Health plan review may be intensified
The state's top HMO regulator said Monday that health plans should be required to get outside review before dropping a policyholder, a dramatic step up in oversight that probably would face stiff challenges from the industry.
Cindy Ehnes, director of the Department of Managed Health Care, said she hadn't yet developed details on how such a requirement would work. But she said any external input -- possibly by the department or some independent panel -- could significantly enhance policyholders' safeguards against the loss of coverage.
"It is clear to me that we have to have some independent oversight," Ehnes said.
Her call for outside review came after a public meeting she called in Los Angeles to hear from consumers, health plans and providers on what her agency could do to curtail the controversial practice of insurers canceling health coverage after policyholders have submitted claims for care.
Ehnes said the department's position was that the law banned retroactive rescissions unless a health plan could show that a policyholder intentionally lied about his health history on his application for coverage.
That contrasts with the view of the law held by most insurers. They believe that they may rescind coverage even if application discrepancies are inadvertent or innocent mistakes.

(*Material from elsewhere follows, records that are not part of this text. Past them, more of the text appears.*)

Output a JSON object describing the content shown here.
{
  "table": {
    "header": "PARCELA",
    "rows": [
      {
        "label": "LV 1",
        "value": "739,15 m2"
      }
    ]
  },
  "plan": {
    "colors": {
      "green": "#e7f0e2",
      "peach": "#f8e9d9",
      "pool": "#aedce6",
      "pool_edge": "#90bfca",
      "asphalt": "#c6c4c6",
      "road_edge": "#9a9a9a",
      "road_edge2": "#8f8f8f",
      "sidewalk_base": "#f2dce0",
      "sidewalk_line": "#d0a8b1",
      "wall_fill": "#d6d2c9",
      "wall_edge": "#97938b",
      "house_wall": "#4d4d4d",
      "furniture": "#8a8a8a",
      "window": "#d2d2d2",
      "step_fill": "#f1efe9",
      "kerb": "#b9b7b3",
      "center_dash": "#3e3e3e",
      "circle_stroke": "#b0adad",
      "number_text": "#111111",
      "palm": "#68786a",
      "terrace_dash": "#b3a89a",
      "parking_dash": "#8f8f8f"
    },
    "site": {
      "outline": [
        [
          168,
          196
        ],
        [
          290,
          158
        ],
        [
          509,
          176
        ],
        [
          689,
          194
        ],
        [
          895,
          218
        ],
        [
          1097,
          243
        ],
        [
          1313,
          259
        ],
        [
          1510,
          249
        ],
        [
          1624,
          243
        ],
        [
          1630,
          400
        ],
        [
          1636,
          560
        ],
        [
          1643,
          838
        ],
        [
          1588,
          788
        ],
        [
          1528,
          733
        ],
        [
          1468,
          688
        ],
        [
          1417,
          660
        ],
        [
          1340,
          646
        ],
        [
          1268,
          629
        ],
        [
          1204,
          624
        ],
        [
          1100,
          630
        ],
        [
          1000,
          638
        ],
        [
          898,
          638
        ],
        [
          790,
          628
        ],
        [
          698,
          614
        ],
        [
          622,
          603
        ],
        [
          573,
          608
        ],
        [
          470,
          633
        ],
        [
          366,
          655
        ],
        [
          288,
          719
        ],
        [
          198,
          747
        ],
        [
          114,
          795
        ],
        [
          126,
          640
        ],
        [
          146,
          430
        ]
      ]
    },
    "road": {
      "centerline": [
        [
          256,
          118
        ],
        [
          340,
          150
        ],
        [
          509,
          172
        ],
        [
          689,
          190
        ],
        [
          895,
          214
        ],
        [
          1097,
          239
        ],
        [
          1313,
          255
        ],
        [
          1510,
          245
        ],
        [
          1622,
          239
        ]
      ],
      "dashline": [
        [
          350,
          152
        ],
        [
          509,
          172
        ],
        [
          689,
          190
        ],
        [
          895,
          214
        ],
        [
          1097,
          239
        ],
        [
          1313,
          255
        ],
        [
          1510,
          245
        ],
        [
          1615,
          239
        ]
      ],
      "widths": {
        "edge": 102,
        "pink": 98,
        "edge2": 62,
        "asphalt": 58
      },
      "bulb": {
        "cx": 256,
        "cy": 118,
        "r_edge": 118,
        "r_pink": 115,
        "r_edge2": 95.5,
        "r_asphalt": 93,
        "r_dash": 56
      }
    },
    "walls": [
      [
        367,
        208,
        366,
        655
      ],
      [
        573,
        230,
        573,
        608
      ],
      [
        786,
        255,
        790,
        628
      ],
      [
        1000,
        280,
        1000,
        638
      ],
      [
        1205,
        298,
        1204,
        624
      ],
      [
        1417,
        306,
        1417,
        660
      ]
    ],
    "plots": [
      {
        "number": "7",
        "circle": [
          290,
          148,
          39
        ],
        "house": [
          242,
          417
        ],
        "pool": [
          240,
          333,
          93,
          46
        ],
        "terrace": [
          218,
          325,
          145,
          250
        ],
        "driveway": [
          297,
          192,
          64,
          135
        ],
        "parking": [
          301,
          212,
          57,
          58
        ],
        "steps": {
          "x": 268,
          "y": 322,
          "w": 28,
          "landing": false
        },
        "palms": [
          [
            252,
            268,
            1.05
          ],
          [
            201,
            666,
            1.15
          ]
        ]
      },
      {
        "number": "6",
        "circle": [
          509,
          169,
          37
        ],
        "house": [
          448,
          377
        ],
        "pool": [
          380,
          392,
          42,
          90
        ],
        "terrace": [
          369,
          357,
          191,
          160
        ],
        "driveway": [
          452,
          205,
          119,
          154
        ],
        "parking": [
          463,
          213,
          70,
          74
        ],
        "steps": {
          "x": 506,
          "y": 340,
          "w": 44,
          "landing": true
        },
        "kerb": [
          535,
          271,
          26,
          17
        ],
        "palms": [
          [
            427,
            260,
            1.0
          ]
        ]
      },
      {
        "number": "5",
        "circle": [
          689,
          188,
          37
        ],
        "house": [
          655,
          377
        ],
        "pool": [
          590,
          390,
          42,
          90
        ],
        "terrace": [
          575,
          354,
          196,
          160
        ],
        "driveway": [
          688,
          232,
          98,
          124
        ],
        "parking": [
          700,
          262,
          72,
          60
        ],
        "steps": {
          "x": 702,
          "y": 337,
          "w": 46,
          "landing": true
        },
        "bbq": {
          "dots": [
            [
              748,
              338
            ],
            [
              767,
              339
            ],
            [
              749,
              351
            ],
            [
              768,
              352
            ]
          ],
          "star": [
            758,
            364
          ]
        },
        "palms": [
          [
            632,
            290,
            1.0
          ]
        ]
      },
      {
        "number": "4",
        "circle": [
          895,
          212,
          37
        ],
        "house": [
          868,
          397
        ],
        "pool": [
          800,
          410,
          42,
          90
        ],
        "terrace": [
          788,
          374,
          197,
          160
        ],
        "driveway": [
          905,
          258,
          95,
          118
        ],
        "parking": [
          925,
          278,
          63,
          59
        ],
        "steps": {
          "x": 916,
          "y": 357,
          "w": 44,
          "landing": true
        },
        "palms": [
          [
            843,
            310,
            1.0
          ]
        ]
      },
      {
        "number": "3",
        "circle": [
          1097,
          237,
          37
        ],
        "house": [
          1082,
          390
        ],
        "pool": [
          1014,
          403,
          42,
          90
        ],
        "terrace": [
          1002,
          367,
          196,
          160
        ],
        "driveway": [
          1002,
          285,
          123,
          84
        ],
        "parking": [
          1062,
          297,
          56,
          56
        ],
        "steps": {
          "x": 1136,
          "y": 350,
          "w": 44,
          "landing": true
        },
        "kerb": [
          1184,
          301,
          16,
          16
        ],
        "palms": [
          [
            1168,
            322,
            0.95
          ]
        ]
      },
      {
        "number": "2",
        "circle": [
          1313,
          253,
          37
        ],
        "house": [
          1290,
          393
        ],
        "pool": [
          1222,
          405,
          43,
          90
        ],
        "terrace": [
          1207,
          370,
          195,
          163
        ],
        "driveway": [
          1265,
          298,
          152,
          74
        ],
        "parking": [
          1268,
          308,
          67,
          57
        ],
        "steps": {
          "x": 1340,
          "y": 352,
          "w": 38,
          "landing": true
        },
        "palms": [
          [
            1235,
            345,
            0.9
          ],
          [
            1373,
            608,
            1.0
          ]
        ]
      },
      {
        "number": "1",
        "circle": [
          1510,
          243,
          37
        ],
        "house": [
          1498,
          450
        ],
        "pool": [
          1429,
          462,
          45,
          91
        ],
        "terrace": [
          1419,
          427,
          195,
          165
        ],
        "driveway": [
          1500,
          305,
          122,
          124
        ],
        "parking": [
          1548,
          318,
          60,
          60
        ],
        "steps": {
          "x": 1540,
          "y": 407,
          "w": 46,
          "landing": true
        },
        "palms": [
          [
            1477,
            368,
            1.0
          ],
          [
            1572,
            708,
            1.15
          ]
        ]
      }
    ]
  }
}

But as the Los Angeles Times highlighted in a series of recent articles, that has resulted in insurers routinely and unilaterally revoking coverage based on the health plans' own, often-secret investigations.
"The problem is, right now the companies are the prosecutor, judge, jury and executioner," said Harvey Frey, a physician and consumer advocate.
In lawsuits, hundreds of former policyholders accuse the state's major health plans of scouring their medical records in search of pretexts for dumping them after they submitted expensive claims.
The problem is unique to individual insurance. Unlike the group market, insurers that sell individual coverage are allowed to select policyholders based on medical history. Insurers require applicants to answer detailed health questionnaires, and people with serious and even common health problems, such as asthma and acne, are routinely turned away.
As a result, insurers say, they must be on guard against fraud, such as people lying on applications to obtain coverage after they discover they have a health problem.